Lombardia nella morsa del vento: alberi abbattuti e tetti scoperchiati

La Protezione Civile mantiene il codice giallo fino a mezzanotte: parchi chiusi, strade interdette e Vigili del Fuoco ancora al lavoro.

Monza – Una perturbazione violenta ha investito la Lombardia nelle ultime ore, portando raffiche di vento eccezionali che hanno causato danni diffusi tra Milano, Monza e l’hinterland di Saronno. L’allerta meteo rimane attiva fino alla mezzanotte di venerdì 27 marzo, con il codice giallo diramato dalla Protezione Civile che invita la popolazione alla massima prudenza.
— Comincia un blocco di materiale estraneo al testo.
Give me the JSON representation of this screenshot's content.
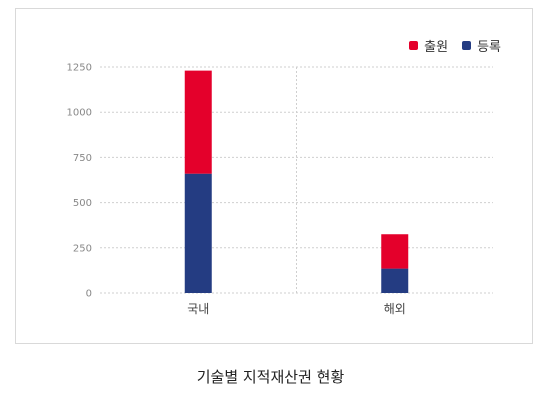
{
  "chart_data": {
    "type": "bar",
    "stacked": true,
    "categories": [
      "국내",
      "해외"
    ],
    "series": [
      {
        "name": "등록",
        "values": [
          660,
          135
        ],
        "color": "#243c82"
      },
      {
        "name": "출원",
        "values": [
          570,
          190
        ],
        "color": "#e4002b"
      }
    ],
    "ylim": [
      0,
      1250
    ],
    "yticks": [
      0,
      250,
      500,
      750,
      1000,
      1250
    ],
    "grid": true,
    "legend": "top-right",
    "legend_order": [
      "출원",
      "등록"
    ]
  },
  "caption": "기술별 지적재산권 현황"
}
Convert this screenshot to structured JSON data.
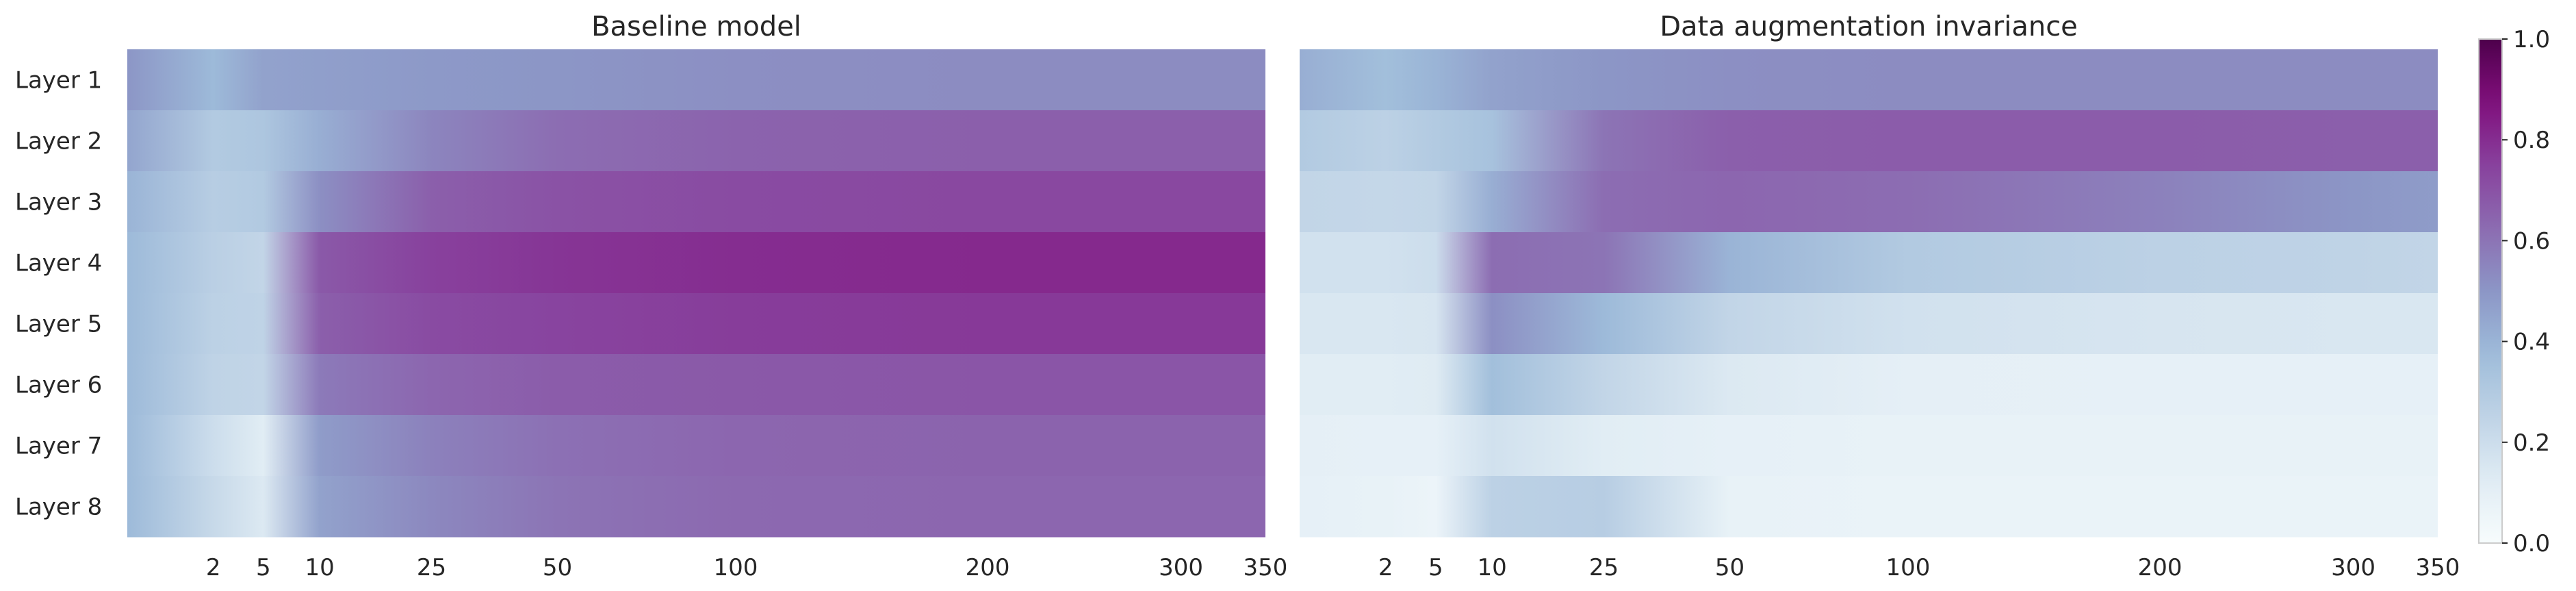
{
  "chart_data": {
    "type": "heatmap",
    "colormap": "BuPu",
    "colormap_stops": [
      "#f7fcfd",
      "#e0ecf4",
      "#bfd3e6",
      "#9ebcda",
      "#8c96c6",
      "#8c6bb1",
      "#88419d",
      "#810f7c",
      "#4d004b"
    ],
    "rows": [
      "Layer 1",
      "Layer 2",
      "Layer 3",
      "Layer 4",
      "Layer 5",
      "Layer 6",
      "Layer 7",
      "Layer 8"
    ],
    "x_scale": "sqrt",
    "x_range": [
      0,
      350
    ],
    "x_ticks": [
      2,
      5,
      10,
      25,
      50,
      100,
      200,
      300,
      350
    ],
    "panels": [
      {
        "title": "Baseline model",
        "series": [
          {
            "name": "Layer 1",
            "x": [
              0,
              2,
              5,
              10,
              25,
              50,
              100,
              200,
              300,
              350
            ],
            "values": [
              0.5,
              0.38,
              0.46,
              0.47,
              0.49,
              0.5,
              0.52,
              0.53,
              0.53,
              0.53
            ]
          },
          {
            "name": "Layer 2",
            "x": [
              0,
              2,
              5,
              10,
              25,
              50,
              100,
              200,
              300,
              350
            ],
            "values": [
              0.45,
              0.3,
              0.32,
              0.42,
              0.55,
              0.62,
              0.65,
              0.66,
              0.66,
              0.66
            ]
          },
          {
            "name": "Layer 3",
            "x": [
              0,
              2,
              5,
              10,
              25,
              50,
              100,
              200,
              300,
              350
            ],
            "values": [
              0.4,
              0.28,
              0.3,
              0.52,
              0.66,
              0.7,
              0.72,
              0.73,
              0.73,
              0.73
            ]
          },
          {
            "name": "Layer 4",
            "x": [
              0,
              2,
              5,
              10,
              25,
              50,
              100,
              200,
              300,
              350
            ],
            "values": [
              0.38,
              0.27,
              0.24,
              0.68,
              0.75,
              0.78,
              0.8,
              0.81,
              0.81,
              0.81
            ]
          },
          {
            "name": "Layer 5",
            "x": [
              0,
              2,
              5,
              10,
              25,
              50,
              100,
              200,
              300,
              350
            ],
            "values": [
              0.38,
              0.26,
              0.25,
              0.66,
              0.72,
              0.74,
              0.76,
              0.77,
              0.77,
              0.77
            ]
          },
          {
            "name": "Layer 6",
            "x": [
              0,
              2,
              5,
              10,
              25,
              50,
              100,
              200,
              300,
              350
            ],
            "values": [
              0.38,
              0.25,
              0.24,
              0.58,
              0.64,
              0.67,
              0.68,
              0.69,
              0.69,
              0.69
            ]
          },
          {
            "name": "Layer 7",
            "x": [
              0,
              2,
              5,
              10,
              25,
              50,
              100,
              200,
              300,
              350
            ],
            "values": [
              0.38,
              0.2,
              0.12,
              0.48,
              0.56,
              0.61,
              0.64,
              0.65,
              0.65,
              0.65
            ]
          },
          {
            "name": "Layer 8",
            "x": [
              0,
              2,
              5,
              10,
              25,
              50,
              100,
              200,
              300,
              350
            ],
            "values": [
              0.38,
              0.22,
              0.14,
              0.46,
              0.54,
              0.6,
              0.63,
              0.64,
              0.64,
              0.64
            ]
          }
        ]
      },
      {
        "title": "Data augmentation invariance",
        "series": [
          {
            "name": "Layer 1",
            "x": [
              0,
              2,
              5,
              10,
              25,
              50,
              100,
              200,
              300,
              350
            ],
            "values": [
              0.42,
              0.36,
              0.4,
              0.46,
              0.5,
              0.52,
              0.53,
              0.53,
              0.53,
              0.53
            ]
          },
          {
            "name": "Layer 2",
            "x": [
              0,
              2,
              5,
              10,
              25,
              50,
              100,
              200,
              300,
              350
            ],
            "values": [
              0.3,
              0.26,
              0.3,
              0.34,
              0.6,
              0.66,
              0.67,
              0.67,
              0.66,
              0.66
            ]
          },
          {
            "name": "Layer 3",
            "x": [
              0,
              2,
              5,
              10,
              25,
              50,
              100,
              200,
              300,
              350
            ],
            "values": [
              0.24,
              0.23,
              0.24,
              0.42,
              0.62,
              0.64,
              0.62,
              0.56,
              0.5,
              0.48
            ]
          },
          {
            "name": "Layer 4",
            "x": [
              0,
              2,
              5,
              10,
              25,
              50,
              100,
              200,
              300,
              350
            ],
            "values": [
              0.18,
              0.18,
              0.2,
              0.62,
              0.6,
              0.4,
              0.3,
              0.26,
              0.25,
              0.24
            ]
          },
          {
            "name": "Layer 5",
            "x": [
              0,
              2,
              5,
              10,
              25,
              50,
              100,
              200,
              300,
              350
            ],
            "values": [
              0.15,
              0.15,
              0.16,
              0.52,
              0.38,
              0.24,
              0.18,
              0.16,
              0.15,
              0.15
            ]
          },
          {
            "name": "Layer 6",
            "x": [
              0,
              2,
              5,
              10,
              25,
              50,
              100,
              200,
              300,
              350
            ],
            "values": [
              0.12,
              0.12,
              0.13,
              0.36,
              0.24,
              0.14,
              0.1,
              0.09,
              0.09,
              0.09
            ]
          },
          {
            "name": "Layer 7",
            "x": [
              0,
              2,
              5,
              10,
              25,
              50,
              100,
              200,
              300,
              350
            ],
            "values": [
              0.1,
              0.09,
              0.09,
              0.18,
              0.12,
              0.09,
              0.08,
              0.08,
              0.08,
              0.08
            ]
          },
          {
            "name": "Layer 8",
            "x": [
              0,
              2,
              5,
              10,
              25,
              50,
              100,
              200,
              300,
              350
            ],
            "values": [
              0.09,
              0.08,
              0.06,
              0.26,
              0.28,
              0.08,
              0.07,
              0.07,
              0.07,
              0.07
            ]
          }
        ]
      }
    ],
    "colorbar": {
      "range": [
        0.0,
        1.0
      ],
      "ticks": [
        "0.0",
        "0.2",
        "0.4",
        "0.6",
        "0.8",
        "1.0"
      ]
    }
  }
}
Secondo i rilevamenti di Arpa Lombardia, le raffiche registrate nella giornata di giovedì 26 marzo hanno raggiunto picchi impressionanti: da un minimo di 79 km/h fino ai 129,6 km/h misurati a Canzo, in provincia di Como. A Milano, un albero sradicato è caduto sulle auto in sosta in viale Papiniano, mentre analoghi episodi si sono verificati in numerosi altri comuni della regione.
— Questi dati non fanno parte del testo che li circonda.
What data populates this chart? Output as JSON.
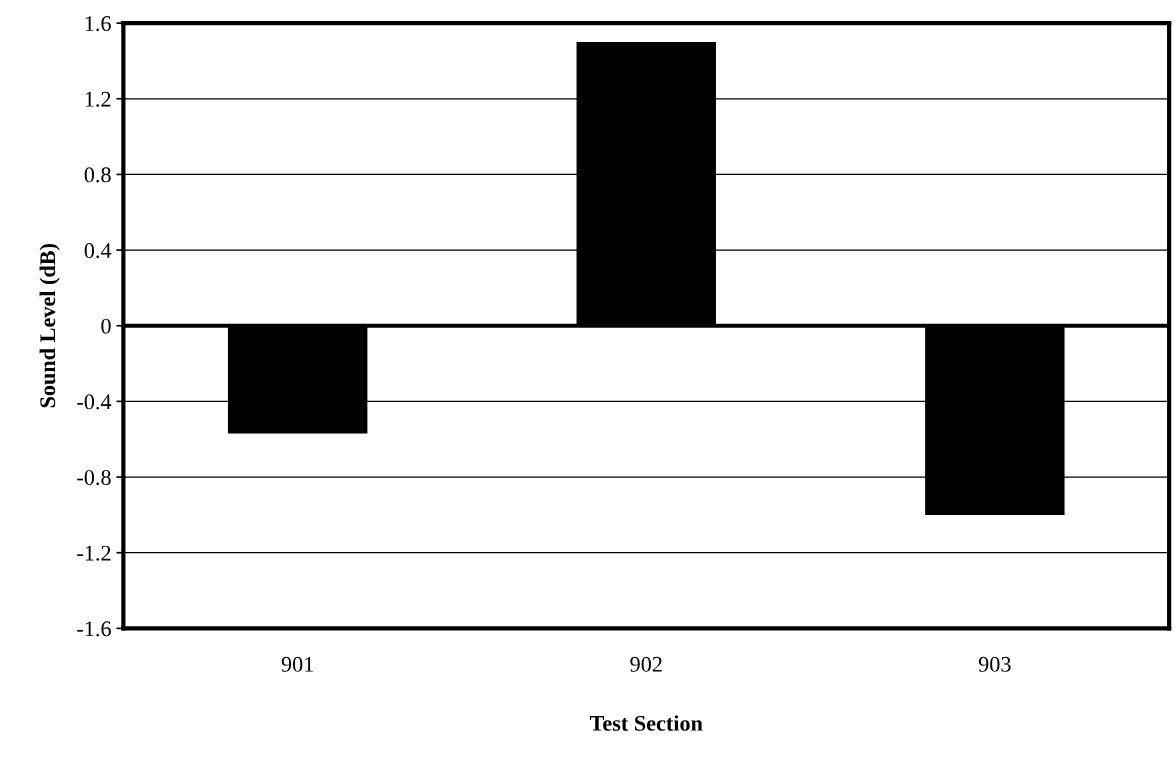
{
  "chart_data": {
    "type": "bar",
    "xlabel": "Test Section",
    "ylabel": "Sound Level (dB)",
    "categories": [
      "901",
      "902",
      "903"
    ],
    "values": [
      -0.57,
      1.5,
      -1.0
    ],
    "color": "#000000",
    "ylim": [
      -1.6,
      1.6
    ],
    "yticks": [
      -1.6,
      -1.2,
      -0.8,
      -0.4,
      0,
      0.4,
      0.8,
      1.2,
      1.6
    ],
    "ref_lines": [
      {
        "axis": "y",
        "value": 0,
        "color": "#000000"
      }
    ],
    "grid": "y",
    "legend": false
  }
}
I danni più consistenti si concentrano nell’area di Saronno, dove presso le strutture sportive dell’Fbc Calcio il vento ha sollevato e fatto volare coperture e panchine. A Gerenzano, un tetto pericolante in via XX Settembre ha reso necessaria la chiusura del centro al traffico e l’intervento urgente dei Vigili del Fuoco. Situazioni critiche si sono registrate anche a Caronno Pertusella e a Venegono Superiore, dove un grosso ramo è piombato su alcune vetture parcheggiate nei pressi della stazione. Fortunatamente, in nessuno degli episodi segnalati si registrano feriti.

In via precauzionale, diversi comuni tra cui Monza, Saronno e Lainate hanno disposto la chiusura immediata di parchi pubblici e cimiteri. A Lainate è stato interdetto anche l’accesso al parco storico, per scongiurare incidenti legati alla caduta di rami.
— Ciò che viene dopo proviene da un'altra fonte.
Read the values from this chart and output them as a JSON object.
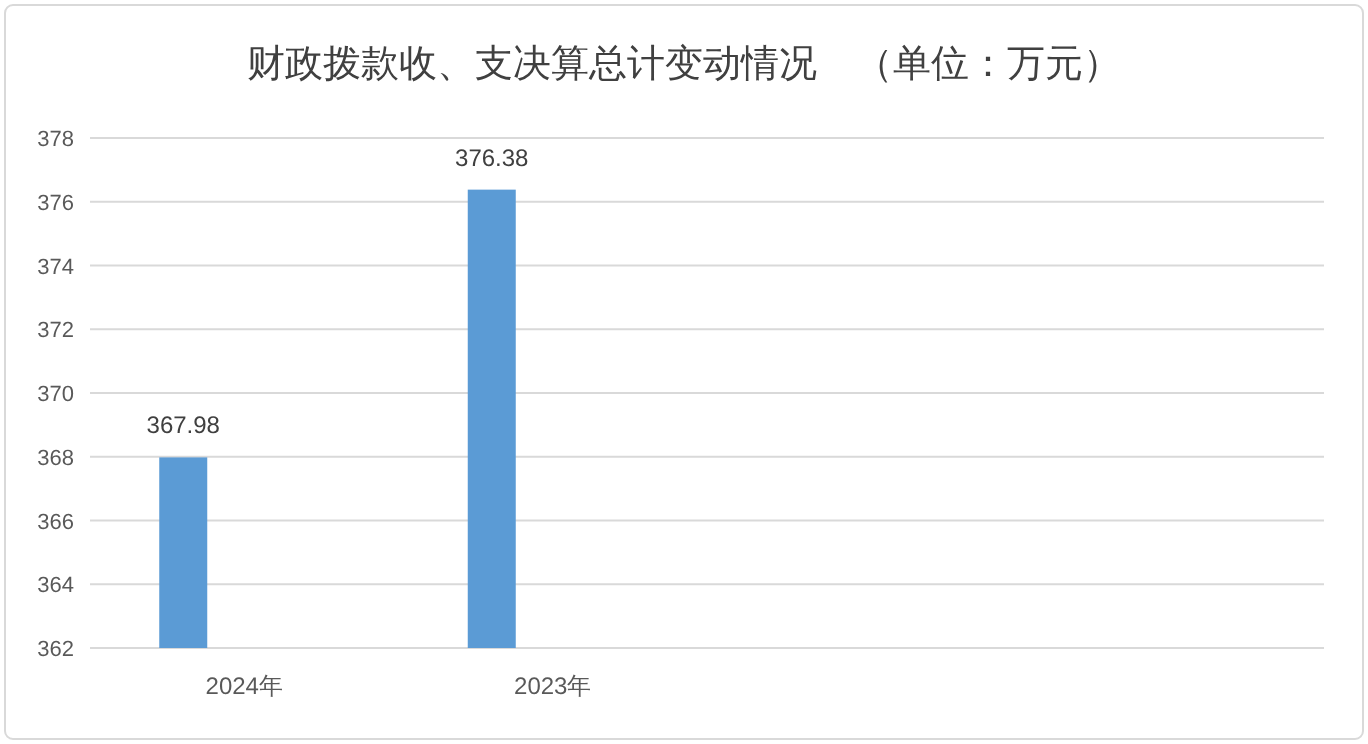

Il Centro Funzionale Monitoraggio Rischi ha diffuso una serie di indicazioni per ridurre i rischi durante l’allerta: evitare parchi e strade alberate, tenere chiuse finestre e balconi, mettere al riparo oggetti che potrebbero essere trascinati dal vento, mantenere distanza di sicurezza da pali, impalcature e cartelloni, e moderare la velocità alla guida evitando soste sotto ponti o alberi.

Nella giornata odierna il vento resta protagonista, con raffiche che potrebbero toccare i 50 km/h in pianura e fino a 60-80 km/h nelle zone alpine e prealpine. Un miglioramento significativo è atteso a partire da sabato 28 marzo, quando l’intensità delle correnti dovrebbe diminuire sensibilmente su tutta la regione. Domenica 29 marzo potrebbe segnare il ritorno a condizioni di stabilità e clima mite, con la fine definitiva dell’emergenza vento.